Ordering the Diavolo pizzeta (a 7” pizza opposed to an 11” pizza) along with the gorgonzola salad combo, the pizzeta was a bit small for the $17 price tag. However, the salad was rather good, delicately coated in a gorgonzola and walnut vinaigrette. The cheese itself could have been crumbled up more — as gorgonzola is rather bold ­— but cranberries added a special tartness and texture to the dish, making for a well-balanced bite between the salad’s oil, cream, and crunch. A decadent experience, it proved that salad can be a guilty pleasure with ingredients other than bacon bits and croutons.

The pizza on the other hand was unfortunately a letdown. Only mildly spicy, the ingredients — soppressata (spicy salami), spanish chorizo, capicola ham, roasted red peppers, and house-made chili oil — were all rather good and fresh. However, the dough was soggy from the get-go; it dripped with oil and saturated my lips with a light sheen, making it extremely difficult to eat, while the crust was doughy and required considerable effort to chew. Between the oiliness of the salad and the pizza, I had to guzzle many glasses of water just to keep going.

After this unfortunate experience, Famoso’s gelato is their saving grace, as they offer interesting rotations of gelato flavours ranging from the conventional Nutella to the seasonal fig cheesecake. Settling on the dark chocolate salted caramel, I instantly knew I’d made the right decision. A flavour explosion, the intensity of the dark chocolate was tempered by the caramel’s sweetness, while the slightest hint of salt enhanced both flavours. It was extremely creamy and coated my entire tongue, a deliciously sensual affair that I loved and brought me back to nights eating gelato canal-side in Venice.

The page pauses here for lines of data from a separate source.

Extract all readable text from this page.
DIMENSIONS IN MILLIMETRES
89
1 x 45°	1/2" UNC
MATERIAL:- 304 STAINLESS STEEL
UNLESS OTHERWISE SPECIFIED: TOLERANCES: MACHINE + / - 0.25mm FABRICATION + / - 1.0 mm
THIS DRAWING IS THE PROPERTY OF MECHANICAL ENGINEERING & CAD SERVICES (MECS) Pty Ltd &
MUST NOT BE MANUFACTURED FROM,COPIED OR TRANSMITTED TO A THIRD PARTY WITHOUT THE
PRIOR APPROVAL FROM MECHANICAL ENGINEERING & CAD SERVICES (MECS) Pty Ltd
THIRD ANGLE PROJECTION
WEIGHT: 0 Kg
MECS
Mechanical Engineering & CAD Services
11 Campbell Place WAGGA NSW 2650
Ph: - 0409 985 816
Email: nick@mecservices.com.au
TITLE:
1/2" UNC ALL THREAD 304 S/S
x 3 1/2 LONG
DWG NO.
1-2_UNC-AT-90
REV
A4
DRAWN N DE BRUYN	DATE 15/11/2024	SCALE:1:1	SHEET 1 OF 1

Famoso claims to have been inspired by love, its co-owner Justin Lussier having fallen in love with pizza from Naples, and being so moved as to bring it back to Canada. However, with its lacklustre fare and such a high price tag, this restaurant was a far cry from the memories I had of the melty, cheesy goodness with perfectly cooked dough that I’d had next to the Tower of Pisa. A good but slightly tired attempt at being different in Waterloo, Famoso has a long way to go to show me the authentic Italian experience they claim to serve.